Turning the creative thinking into the kind of thinking that generates action needs a different kind of space. It needs lines, logic, order, and at least a double Expresso. It is a completely different kind of of thinking, very focused, very intense. It usually means using the Notes on my phone because somehow typing with my thumbs doesn't take as much brain space as using all my fingers on a keyboard. And turning thinking into action involves channeling all available brain power into a single stream of planning and problem solving. When I'm in the zone, I can cut through problems like the proverbial knife through butter because I just see the solutions. Distract me by talking to me, and you are likely to get the rough side of my tongue because once I've lost the connection to the rapid-thinking, it's gone.

I need a good rest after that kind of thinking to allow everything to settle down and because I'm usually exhausted after a couple of hours.

I need a third kind of space and place as well. I need places where I can plough through the mundane, barely-thinking, almost autopilot tasks that are needed to make things happen.

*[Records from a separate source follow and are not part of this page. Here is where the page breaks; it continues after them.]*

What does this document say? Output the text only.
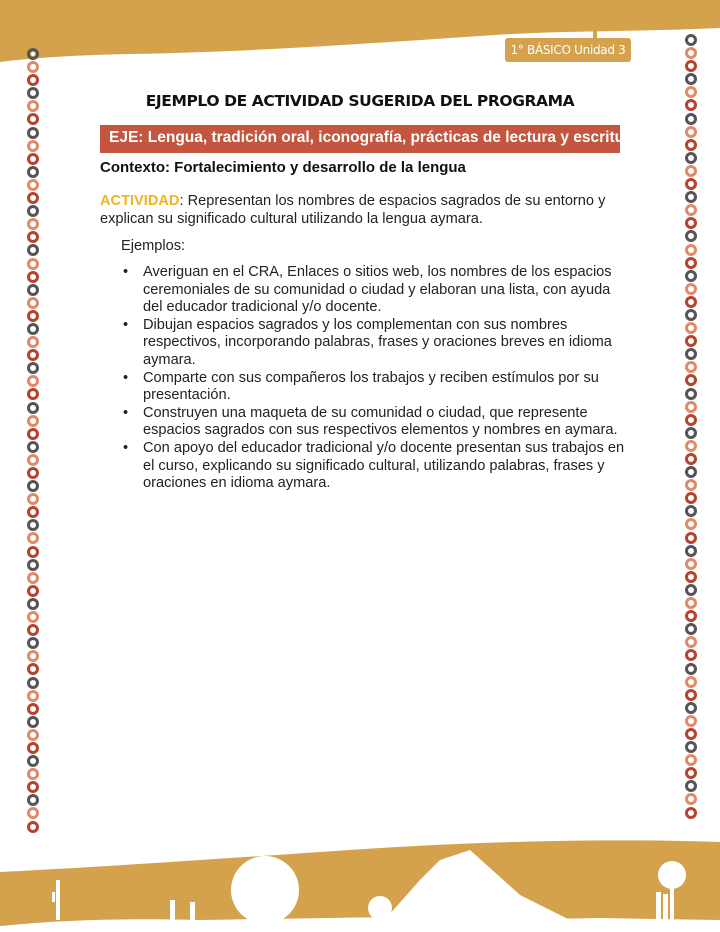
1° BÁSICO Unidad 3
EJEMPLO DE ACTIVIDAD SUGERIDA DEL PROGRAMA
EJE: Lengua, tradición oral, iconografía, prácticas de lectura y escritura
Contexto: Fortalecimiento y desarrollo de la lengua
ACTIVIDAD: Representan los nombres de espacios sagrados de su entorno y explican su significado cultural utilizando la lengua aymara.
Ejemplos:
• Averiguan en el CRA, Enlaces o sitios web, los nombres de los espacios ceremoniales de su comunidad o ciudad y elaboran una lista, con ayuda del educador tradicional y/o docente.
• Dibujan espacios sagrados y los complementan con sus nombres respectivos, incorporando palabras, frases y oraciones breves en idioma aymara.
• Comparte con sus compañeros los trabajos y reciben estímulos por su presentación.
• Construyen una maqueta de su comunidad o ciudad, que represente espacios sagrados con sus respectivos elementos y nombres en aymara.
• Con apoyo del educador tradicional y/o docente presentan sus trabajos en el curso, explicando su significado cultural, utilizando palabras, frases y oraciones en idioma aymara.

How did I learn to use difference places and spaces in quite such an organised, premeditated way? I listened during sociology lectures (eg work of Henri Lefebvre), thought about my own predisposition and thought I'd give it a try - separating out physical spaces for different types of intellectual work to see if it made me more efficient/effective. It does.

So, if anyone wonders why I spend a good hour or so at the Management Centre cafe most mornings before I go up to the postgrad room, just have a glance at what's on my table and in my cup, and you will have a pretty good idea what I'm up to and whether it's wise to come and say "hi" - or not!